Notes from Spatial Statistics 2015 (conference)

This year I attended the Spatial Statistics Conference in Avignon, France. The conference was attended by about 300 people, mostly spatial statisticians, so I definitely felt at home there. I found it well-organised although it was unfortunate that the organisers decided to have approximately zero minutes for question-time. While I agree that a 20 minute talk is a good length, I would have opted for 25 minutes per talk and a specific 5 minutes for questions and discussion. The usual “we have time for one quick question” was getting tiring by the end; it definitely put off people like me who think twice before asking a question and defeats on of the biggest purposes of the conference, that of interaction among the delegates.

I thought that most presentations were excellent. Mentioning everything that I thought was of note would be a futile exercise, however a few comments  will not go amiss.

Wednesday

The conference kicked off with an excellent talk by Michael Stein on computer model emulation, where deterministic model outputs depend only initial conditions and the actual CO2 trajectory, and the output is temperature. Michael focused heavily on spectral representations of emulators. Essentially, if f0(omega), f1(omega) are the initial and final time spectral representations of the emulator, while g0(omega), g1(omega) are those of the deterministic model, then one can try to find a statistical model (emulator) f1 such that f1/f0 is approximately g1/g0. One can then focus on which spectral characteristics to capture in the model, capturing all spectral components will obviously lead to a more complicated (statistical) model.

The presentations I attended in the morning of the first day were a nice mix of application ant theory. J. B. Lecomte (AgroParisTech) talked about an application of a zero-inflated count model to biomass data, while M. Nguyen (Imperial College) talked about tempo-spatial OU processes, constructed by taking a product of a temporal OU and a spatial OU process. This tempo-spatial process can be written down as an integral with respect to a Levy basis. Only 1D examples were presented and inference was based on moment-matching. More details here. M. Bourette (INRA) talked about pairwise likelihood for multivariate models with non-separable covariance functions (which I think was the Apanasovich and Genton model).

The day proceeded with a talk of J. Wallin on parameter estimation of non-Gaussian random fields. This talk particularly interested me, as Wallin (and Bolin) use (conditional Gaussian) Markov random fields to approximate SPDEs, that in turn have generalised asymmetric Laplace, or Normal Inverse Gaussian fields as their solution. The problem of such models is inference, and most of the talk by Wallin consisted of saying “and we cannot use this” “and we cannot use that” with very valid reasons in each case (cannot sample, cannot compute the log-likelihood and so on). Wallin had successfully used Monte Carlo EM for estimating the parameters; the new method he presented is claimed to be more efficient but I do not recall the details, which will be published somewhere soon.

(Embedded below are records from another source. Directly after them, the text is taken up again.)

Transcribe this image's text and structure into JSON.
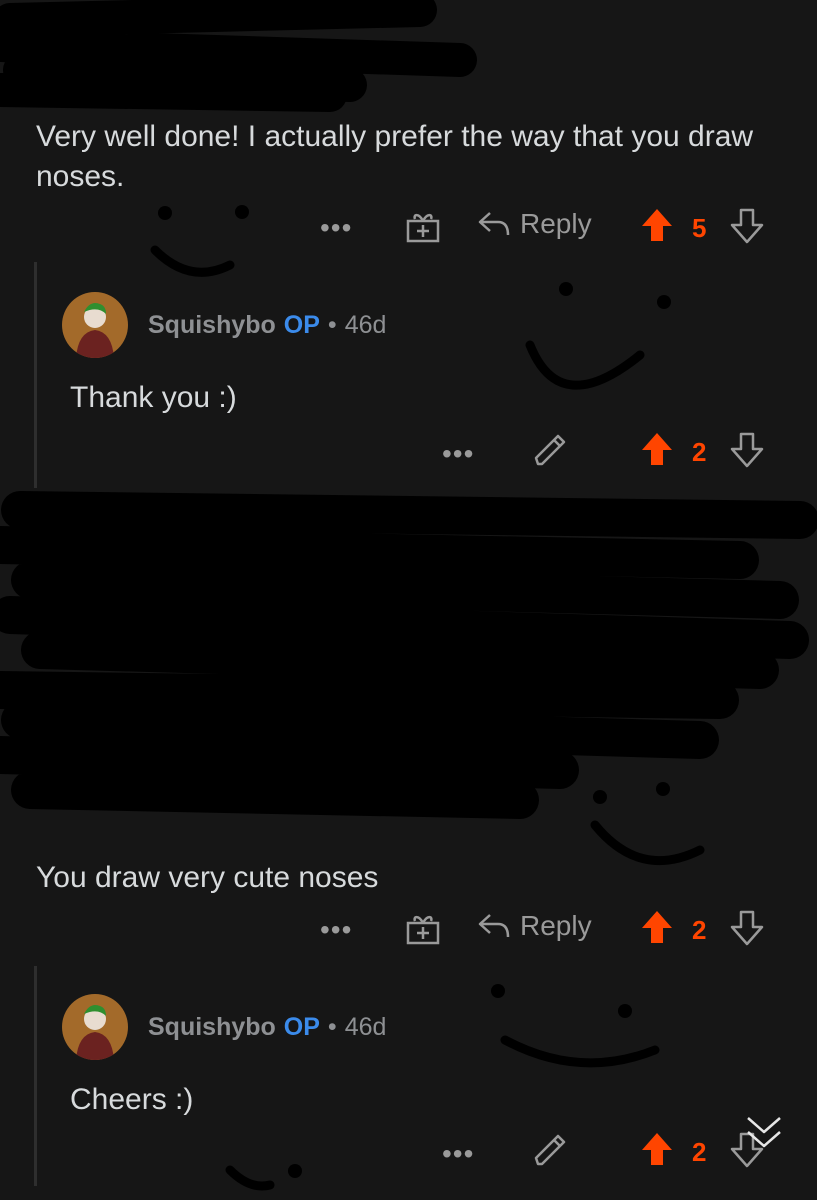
{
  "comments": [
    {
      "text": "Very well done! I actually prefer the way that you draw noses.",
      "reply_label": "Reply",
      "more_label": "•••",
      "score": "5"
    },
    {
      "author": "Squishybo",
      "op_label": "OP",
      "separator": "•",
      "age": "46d",
      "text": "Thank you :)",
      "more_label": "•••",
      "score": "2"
    },
    {
      "text": "You draw very cute noses",
      "reply_label": "Reply",
      "more_label": "•••",
      "score": "2"
    },
    {
      "author": "Squishybo",
      "op_label": "OP",
      "separator": "•",
      "age": "46d",
      "text": "Cheers :)",
      "more_label": "•••",
      "score": "2"
    }
  ],
  "icons": {
    "award": "award-icon",
    "reply": "reply-arrow-icon",
    "upvote": "upvote-arrow-icon",
    "downvote": "downvote-arrow-icon",
    "edit": "pencil-icon",
    "collapse": "collapse-chevrons-icon"
  },
  "colors": {
    "background": "#161616",
    "upvote": "#ff4500",
    "op": "#3b8beb",
    "meta": "#8e9093"
  }
}
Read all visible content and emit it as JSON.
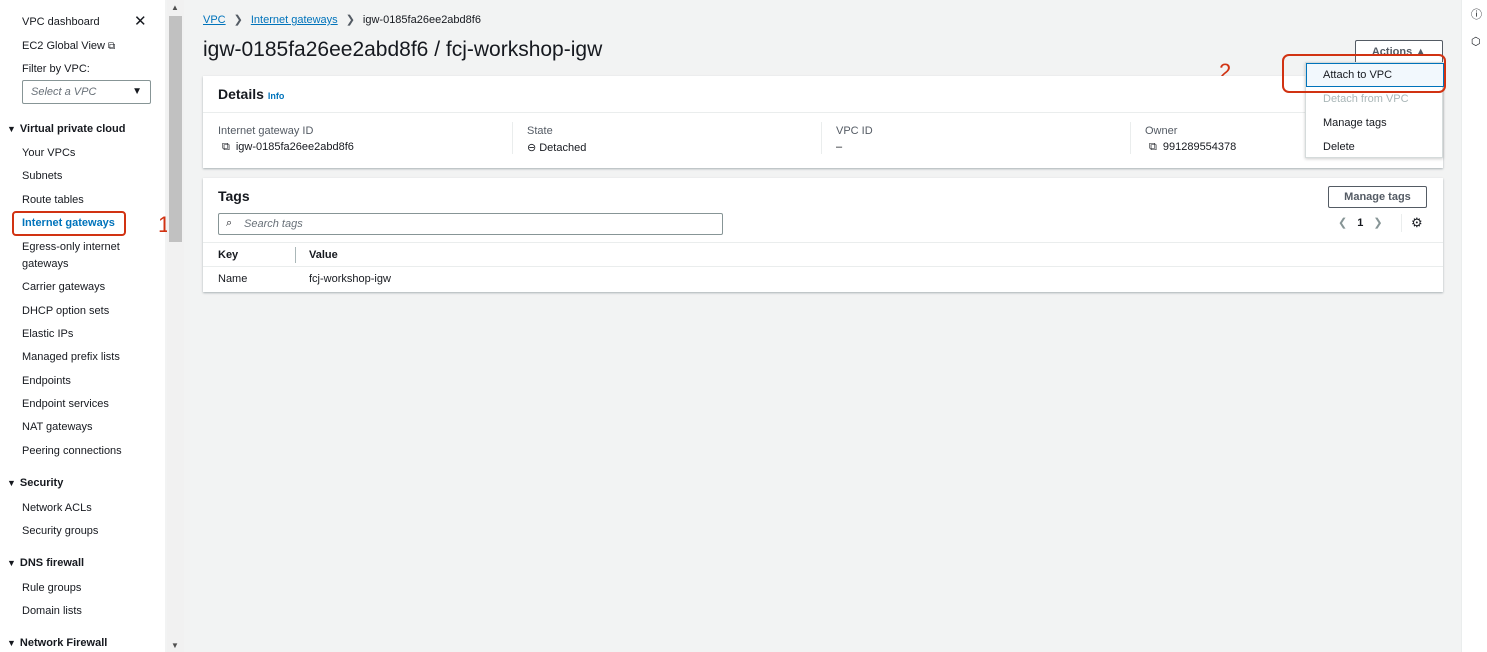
{
  "sidebar": {
    "dashboard": "VPC dashboard",
    "ec2_global": "EC2 Global View",
    "filter_label": "Filter by VPC:",
    "select_placeholder": "Select a VPC",
    "sections": {
      "vpc": "Virtual private cloud",
      "security": "Security",
      "dns": "DNS firewall",
      "network_firewall": "Network Firewall"
    },
    "items": {
      "your_vpcs": "Your VPCs",
      "subnets": "Subnets",
      "route_tables": "Route tables",
      "internet_gateways": "Internet gateways",
      "egress_1": "Egress-only internet",
      "egress_2": "gateways",
      "carrier": "Carrier gateways",
      "dhcp": "DHCP option sets",
      "elastic_ips": "Elastic IPs",
      "prefix_lists": "Managed prefix lists",
      "endpoints": "Endpoints",
      "endpoint_services": "Endpoint services",
      "nat": "NAT gateways",
      "peering": "Peering connections",
      "network_acls": "Network ACLs",
      "security_groups": "Security groups",
      "rule_groups": "Rule groups",
      "domain_lists": "Domain lists"
    }
  },
  "annotations": {
    "step1": "1",
    "step2": "2"
  },
  "breadcrumb": {
    "vpc": "VPC",
    "igw": "Internet gateways",
    "current": "igw-0185fa26ee2abd8f6"
  },
  "title": "igw-0185fa26ee2abd8f6 / fcj-workshop-igw",
  "actions": {
    "label": "Actions ▲",
    "menu": {
      "attach": "Attach to VPC",
      "detach": "Detach from VPC",
      "manage_tags": "Manage tags",
      "delete": "Delete"
    }
  },
  "details": {
    "header": "Details",
    "info": "Info",
    "igw_id_label": "Internet gateway ID",
    "igw_id": "igw-0185fa26ee2abd8f6",
    "state_label": "State",
    "state": "Detached",
    "vpc_id_label": "VPC ID",
    "vpc_id": "–",
    "owner_label": "Owner",
    "owner": "991289554378"
  },
  "tags": {
    "header": "Tags",
    "manage_button": "Manage tags",
    "search_placeholder": "Search tags",
    "page": "1",
    "columns": {
      "key": "Key",
      "value": "Value"
    },
    "rows": [
      {
        "key": "Name",
        "value": "fcj-workshop-igw"
      }
    ]
  },
  "colors": {
    "accent": "#0073bb",
    "annotation": "#d13212"
  }
}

Another interesting talk I attended today was by Alastair Rushworth (Strathclyde) on spatio-temporal smoothing for estimating the health impact of air pollution. I found this talk interesting for two reasons. The first is that this is one of the few applications in environmental sciences where we see cascaded (statistical) spatio-temporal models, where the output of one (statistical) spatio-temporal model is used to provide samples (in an MCMC chain) for the next (statistical) spatio-temporal model. In this case, Alastair was taking the air pollution model of Sujit Sahu and using this to capture the variability of air pollution in a “public health” model he was interested in. Such cascading is prolific in the deterministic world but presents a problem in a Bayesian world where one “should” assume that we can learn something about air pollution from the nation’s health. Arguably (and depending on the model) little can be learnt about air pollution levels from the nation’s health IF there is air pollution data available, and the implicit assumption they are taking is that Y1 conditioned on Z1 is approximately independent of Y2, which is a valid assumption in many cases. I used the same reasoning in the modelling of sea-level rise contribution in Antarctica. Note that I have used Y1 and Y2 in my explanation here — in fact this problem can be nicely seen as a bivariate model built using the conditional approach, as I pointed out to Sujit and Alastair after the talk. The second thing that I liked about this talk was structural estimation. Alastair attempted to estimate the neighbourhood matrix (subject to a positive-definite constraint) by placing a normal prior on a logistic transform of the elements (so that they are between zero and one). Some very interesting boundaries from elements close to zero cropped up in the map of the UK following this inference which didn’t seem at all random (one set of boundaries clearly was outlining Yorkshire in my opinion!).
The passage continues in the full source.